Ausstrahlung aus dem Rücken: Auch die Lendenwirbelsäule kann in die Leiste ausstrahlen. Der Befund unterscheidet das.
So klären und behandeln wir deinen Leistenschmerz
Zuerst der Befund: Bewegungstests, Krafttests und deine Geschichte grenzen ein, ob Gelenk, Adduktoren, Sehnenansätze oder Rücken hinter deinem Leistenschmerz stecken. Darauf baut der Plan auf: manuelle Therapie und Dry Needling bei muskulären Anteilen, ein progressiver Kraftaufbau für Adduktoren und Hüftmuskulatur, Bewegungskontrolle für Sport und Alltag. Für den Wiedereinstieg in den Sport begleiten wir dich mit sportphysiotherapeutischer Erfahrung und klaren Belastungskriterien statt starrer Zeitpläne. Trainiert wird direkt in der Praxis, in unserem funktionell eingerichteten Trainingsbereich.
Akut? Oft noch am selben Tag ein Termin
Akute Schmerzen halten sich nicht an Wartelisten.
Deshalb bekommst du bei uns kurzfristig einen Termin, oft noch am selben Tag. Buche online oder ruf uns an:
Wann zur Ärztin oder zum Arzt?
Hüftschmerzen sind selten gefährlich. Geh aber sofort in ärztliche Abklärung bei einem dieser Zeichen:
Hüftschmerzen nach einem Sturz, wenn das Bein nicht belastbar ist: eine Fraktur muss zuerst ausgeschlossen werden
Fieber zusammen mit plötzlich starken Hüftschmerzen: mögliches Zeichen einer Gelenkinfektion
Hüftschmerzen bei Kindern und Jugendlichen, vor allem mit Hinken: wachstumsbedingte Erkrankungen müssen ausgeschlossen werden
Schmerzhafte Vorwölbung in der Leiste, die sich nicht zurückdrücken lässt, vor allem mit Übelkeit: möglicher eingeklemmter Leistenbruch, ein Notfall
Diese Zeichen sind selten. Und trifft nichts davon zu, steht deiner Behandlung bei uns nichts im Weg.
Wer übernimmt die Kosten?
Physiotherapie wird mit ärztlicher Verordnung von der Grundversicherung übernommen, nach einem Unfall von der Unfallversicherung beziehungsweise der Unfalldeckung deiner Krankenkasse.

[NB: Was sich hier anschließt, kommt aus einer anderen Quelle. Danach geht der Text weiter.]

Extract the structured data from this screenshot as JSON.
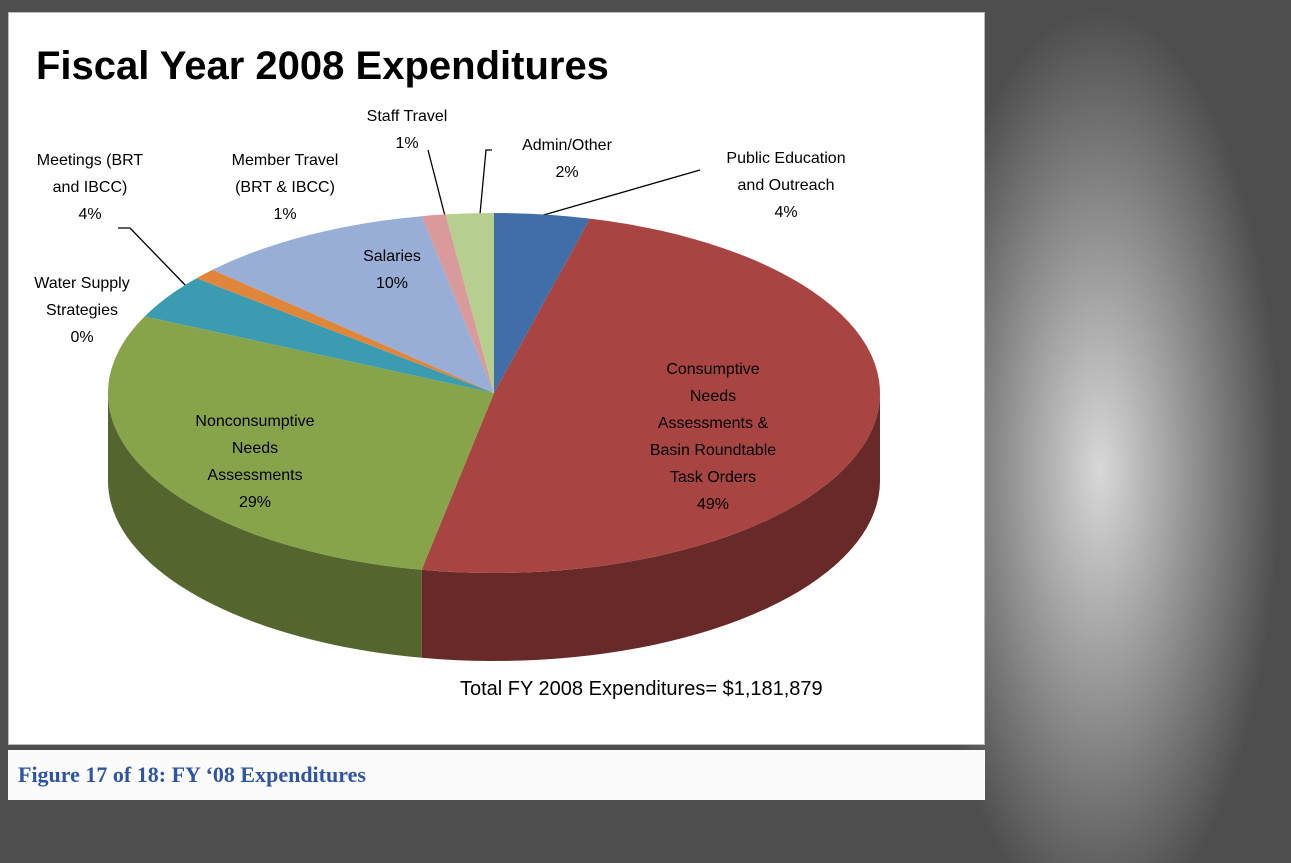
{
  "chart_data": {
    "type": "pie",
    "title": "Fiscal Year 2008 Expenditures",
    "categories": [
      "Public Education and Outreach",
      "Consumptive Needs Assessments & Basin Roundtable Task Orders",
      "Nonconsumptive Needs Assessments",
      "Water Supply Strategies",
      "Meetings (BRT and IBCC)",
      "Member Travel (BRT & IBCC)",
      "Salaries",
      "Staff Travel",
      "Admin/Other"
    ],
    "values": [
      4,
      49,
      29,
      0,
      4,
      1,
      10,
      1,
      2
    ],
    "value_labels": [
      "4%",
      "49%",
      "29%",
      "0%",
      "4%",
      "1%",
      "10%",
      "1%",
      "2%"
    ],
    "colors": [
      "#3f6ea8",
      "#a84442",
      "#88a44a",
      "#6f5a96",
      "#3b9cb1",
      "#e0863a",
      "#98aed6",
      "#d99a9b",
      "#b6cf8e"
    ],
    "annotation": "Total FY 2008 Expenditures= $1,181,879",
    "caption": "Figure 17 of 18: FY ‘08 Expenditures"
  }
}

Die Osteopathie buchst du direkt, ohne Verordnung; sie läuft über die Zusatzversicherung für Alternativ- und Komplementärmedizin.
Ob Physiotherapie oder Osteopathie: Als Selbstzahler bist du jederzeit willkommen, an Behandlung und Zeit ändert das nichts. Was deine Behandlung kostet, findest du unter Tarife und Kostenübernahme.
Bei aktiven Menschen sind Adduktoren, Hüftbeuger und das Hüftgelenk die häufigsten Quellen; gerade hartnäckige Leistenschmerzen, die trotz Pause wiederkommen, sprechen für das Gelenk, etwa ein Hüftimpingement. Ab der Lebensmitte meldet sich auch die Hüftarthrose oft zuerst in der Leiste. Der Befund unterscheidet die Ursachen.